Versos de combate, tratan de un proceso invocado en los tribunales de la época, donde se discutió, entre insobornables juristas, sobre la oportunidad de denunciar un hecho de violación que exigía la resistencia de la víctima y su denuncia inmediata. En el caso, la mujer ofendida estuvo tres días y tres noches en el lecho, junto al violador. Sólo después de ese lapso se presentó, desgreñada y desgarrada, ante las autoridades. Su presencia lastimera, a pesar de la tardanza en la denuncia, llevó a los jueces a un estudio exhaustivo.
 

De este manuscrito hemos corregido la puntuación, parte de la enrevesada grafía y, no siempre, las faltas de concordancia y la sintaxis.

Transcribimos:

Se llamaba Juan Manuel
y quiso cortarme el pelo.
Dijo que “yo era su novia
y su oficio peluquero;
sólo te corto muy poco”,
y fue buscando el enredo.
Pero bajaba y bajaba
tratándome con el cuerno,
y en vez de cortarme el rizo
me arrebató el agujero.
Y así durante tres días,
mañana y noches completos.

Dijo el juez muy enconado:
Veo entonces que tu cuerpo
sintió placer por tres días,
y él te trató con el cuerno
buscando pacientemente
en tus argollas el pelo.
Si así es, afligida dama,
sólo un castigo yo dicto:
que te pague el peluquero,
por tu demora en venir,
la violación con un pedo.

La doctrina jurídica que se desprende de esta sátira, sigue rigiendo en nuestro tiempo. Los jueces sospecharon que la mujer estaba despechada por alguna promesa incumplida del peluquero.

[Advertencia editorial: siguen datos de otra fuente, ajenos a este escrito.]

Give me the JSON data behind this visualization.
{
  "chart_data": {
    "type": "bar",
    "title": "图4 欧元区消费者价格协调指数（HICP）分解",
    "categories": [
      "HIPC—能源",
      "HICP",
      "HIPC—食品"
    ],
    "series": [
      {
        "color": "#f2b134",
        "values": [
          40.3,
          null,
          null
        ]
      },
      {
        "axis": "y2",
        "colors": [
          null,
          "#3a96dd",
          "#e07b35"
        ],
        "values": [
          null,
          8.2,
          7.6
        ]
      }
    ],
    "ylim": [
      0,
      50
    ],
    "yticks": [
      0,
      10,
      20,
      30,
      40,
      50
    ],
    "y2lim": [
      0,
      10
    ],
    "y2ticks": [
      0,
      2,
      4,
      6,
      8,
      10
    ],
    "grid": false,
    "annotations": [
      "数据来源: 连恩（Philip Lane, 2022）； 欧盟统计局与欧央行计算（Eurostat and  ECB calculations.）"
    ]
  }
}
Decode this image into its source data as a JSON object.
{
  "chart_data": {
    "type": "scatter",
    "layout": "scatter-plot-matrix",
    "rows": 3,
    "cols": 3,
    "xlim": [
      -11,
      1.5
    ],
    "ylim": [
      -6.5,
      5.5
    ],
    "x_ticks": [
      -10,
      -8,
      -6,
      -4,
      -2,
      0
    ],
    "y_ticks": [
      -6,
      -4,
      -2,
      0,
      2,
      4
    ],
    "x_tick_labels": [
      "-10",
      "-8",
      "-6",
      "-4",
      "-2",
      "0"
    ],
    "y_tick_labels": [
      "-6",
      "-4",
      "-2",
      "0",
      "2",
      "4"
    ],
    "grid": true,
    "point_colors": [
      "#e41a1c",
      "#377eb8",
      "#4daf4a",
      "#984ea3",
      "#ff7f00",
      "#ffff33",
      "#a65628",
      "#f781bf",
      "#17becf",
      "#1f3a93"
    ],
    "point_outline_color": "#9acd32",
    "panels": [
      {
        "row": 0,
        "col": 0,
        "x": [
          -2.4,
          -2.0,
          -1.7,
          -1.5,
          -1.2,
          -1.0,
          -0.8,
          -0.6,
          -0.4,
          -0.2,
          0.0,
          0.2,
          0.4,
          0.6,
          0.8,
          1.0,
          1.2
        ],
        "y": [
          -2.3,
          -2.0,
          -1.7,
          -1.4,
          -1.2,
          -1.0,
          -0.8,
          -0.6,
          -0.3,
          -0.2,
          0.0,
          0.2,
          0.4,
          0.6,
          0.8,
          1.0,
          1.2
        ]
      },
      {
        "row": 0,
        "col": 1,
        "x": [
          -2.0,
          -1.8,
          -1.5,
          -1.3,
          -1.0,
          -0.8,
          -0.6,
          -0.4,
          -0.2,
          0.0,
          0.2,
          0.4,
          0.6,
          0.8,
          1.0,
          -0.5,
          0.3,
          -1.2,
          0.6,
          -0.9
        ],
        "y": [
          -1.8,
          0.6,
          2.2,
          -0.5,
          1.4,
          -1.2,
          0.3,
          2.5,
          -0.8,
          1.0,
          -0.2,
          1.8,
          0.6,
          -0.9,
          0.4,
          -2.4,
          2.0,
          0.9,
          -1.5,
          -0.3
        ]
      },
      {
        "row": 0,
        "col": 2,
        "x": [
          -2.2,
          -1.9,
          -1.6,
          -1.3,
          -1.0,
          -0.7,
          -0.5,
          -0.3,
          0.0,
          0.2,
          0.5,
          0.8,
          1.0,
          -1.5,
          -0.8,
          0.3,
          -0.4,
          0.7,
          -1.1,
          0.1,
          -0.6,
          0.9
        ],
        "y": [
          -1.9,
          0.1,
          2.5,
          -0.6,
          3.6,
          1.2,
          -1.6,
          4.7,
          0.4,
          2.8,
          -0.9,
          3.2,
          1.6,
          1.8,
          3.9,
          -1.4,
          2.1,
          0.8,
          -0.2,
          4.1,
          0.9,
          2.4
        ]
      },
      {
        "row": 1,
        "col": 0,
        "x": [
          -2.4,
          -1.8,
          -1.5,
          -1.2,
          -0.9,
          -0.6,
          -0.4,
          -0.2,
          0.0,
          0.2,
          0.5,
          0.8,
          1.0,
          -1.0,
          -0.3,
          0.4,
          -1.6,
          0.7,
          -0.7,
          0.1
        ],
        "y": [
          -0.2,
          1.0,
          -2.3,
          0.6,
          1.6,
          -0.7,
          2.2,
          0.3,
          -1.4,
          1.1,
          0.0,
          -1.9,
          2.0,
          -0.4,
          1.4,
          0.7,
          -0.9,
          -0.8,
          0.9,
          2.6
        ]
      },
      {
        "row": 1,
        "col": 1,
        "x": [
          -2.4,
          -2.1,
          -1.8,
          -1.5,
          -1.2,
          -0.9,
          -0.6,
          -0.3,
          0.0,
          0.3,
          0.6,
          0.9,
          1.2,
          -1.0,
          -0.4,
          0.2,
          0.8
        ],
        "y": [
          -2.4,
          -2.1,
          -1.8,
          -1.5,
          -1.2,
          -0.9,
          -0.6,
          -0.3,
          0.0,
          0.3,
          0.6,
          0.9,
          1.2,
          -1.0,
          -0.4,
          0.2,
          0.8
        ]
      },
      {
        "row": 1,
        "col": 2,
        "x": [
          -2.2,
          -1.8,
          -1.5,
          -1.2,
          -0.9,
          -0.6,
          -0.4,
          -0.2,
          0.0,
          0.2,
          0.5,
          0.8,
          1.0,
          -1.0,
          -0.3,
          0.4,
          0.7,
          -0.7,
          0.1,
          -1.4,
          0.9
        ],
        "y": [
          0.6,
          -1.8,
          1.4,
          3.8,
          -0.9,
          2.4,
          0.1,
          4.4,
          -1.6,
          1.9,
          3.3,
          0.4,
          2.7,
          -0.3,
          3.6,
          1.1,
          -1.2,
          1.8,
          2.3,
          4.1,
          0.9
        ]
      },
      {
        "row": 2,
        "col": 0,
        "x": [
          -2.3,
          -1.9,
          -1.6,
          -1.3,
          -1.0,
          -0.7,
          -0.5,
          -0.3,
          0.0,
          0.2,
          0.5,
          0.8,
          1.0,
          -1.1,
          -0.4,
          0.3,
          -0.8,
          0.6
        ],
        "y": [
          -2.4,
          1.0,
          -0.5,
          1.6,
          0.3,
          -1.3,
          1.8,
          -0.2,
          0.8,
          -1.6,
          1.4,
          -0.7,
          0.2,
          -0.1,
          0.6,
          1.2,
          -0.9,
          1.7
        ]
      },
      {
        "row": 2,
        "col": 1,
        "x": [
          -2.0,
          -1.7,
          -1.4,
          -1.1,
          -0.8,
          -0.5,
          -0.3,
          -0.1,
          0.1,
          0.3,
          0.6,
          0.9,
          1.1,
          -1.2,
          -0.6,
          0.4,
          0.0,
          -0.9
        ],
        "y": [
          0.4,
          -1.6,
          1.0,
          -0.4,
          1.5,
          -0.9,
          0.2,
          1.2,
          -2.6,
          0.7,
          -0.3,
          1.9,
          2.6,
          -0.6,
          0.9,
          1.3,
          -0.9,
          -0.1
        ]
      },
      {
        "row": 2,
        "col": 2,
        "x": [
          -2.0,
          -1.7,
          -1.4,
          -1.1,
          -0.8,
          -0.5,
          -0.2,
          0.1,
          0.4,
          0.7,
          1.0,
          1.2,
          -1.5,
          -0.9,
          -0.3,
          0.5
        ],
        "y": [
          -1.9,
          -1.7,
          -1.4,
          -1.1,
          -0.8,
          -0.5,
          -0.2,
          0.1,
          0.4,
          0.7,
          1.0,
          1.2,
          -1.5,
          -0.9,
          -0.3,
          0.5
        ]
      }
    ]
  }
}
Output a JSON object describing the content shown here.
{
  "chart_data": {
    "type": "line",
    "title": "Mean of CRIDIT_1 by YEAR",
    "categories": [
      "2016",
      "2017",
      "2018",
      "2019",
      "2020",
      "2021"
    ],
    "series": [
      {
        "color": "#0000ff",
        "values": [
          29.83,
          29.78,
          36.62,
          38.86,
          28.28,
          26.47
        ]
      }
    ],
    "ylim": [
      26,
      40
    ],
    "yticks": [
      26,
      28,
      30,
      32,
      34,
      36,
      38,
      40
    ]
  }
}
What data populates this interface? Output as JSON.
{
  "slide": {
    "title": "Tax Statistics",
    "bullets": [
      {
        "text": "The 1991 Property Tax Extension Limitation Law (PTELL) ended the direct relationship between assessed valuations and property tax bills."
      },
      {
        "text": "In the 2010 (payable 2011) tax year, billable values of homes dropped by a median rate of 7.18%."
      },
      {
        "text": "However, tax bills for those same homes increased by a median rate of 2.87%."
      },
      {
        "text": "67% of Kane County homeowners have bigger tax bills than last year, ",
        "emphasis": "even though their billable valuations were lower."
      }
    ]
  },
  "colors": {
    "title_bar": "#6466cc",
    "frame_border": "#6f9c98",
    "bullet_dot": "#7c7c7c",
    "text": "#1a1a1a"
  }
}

El manuscrito de las violadas o el amor a deshoras, fue conocido por George Bataille. Pensaba llevar a cabo una recreación. Sus múltiples trabajos y la redacción posterior de Madame Edwarda (1941), se lo impidieron. Sospecho, sin embargo, que uno de sus papeles, hallados después de su muerte, bien pudo haber sido el origen de este proyecto. El papel estaba redactado en estos términos:

Recordad, señora, que el sexo no admite el tiempo ni la duda. La violación es tan natural que si no la denunciáis en el acto es porque os ha gustado su brutalidad. Pero brutalidad no es indignidad. Por tanto, si habéis consentido la penetración, después de la sorpresa, es que la daga del caballero os era imprescindible. Entonces ya no podéis acusarlo de violación. Esto, sí, se llama dignidad”.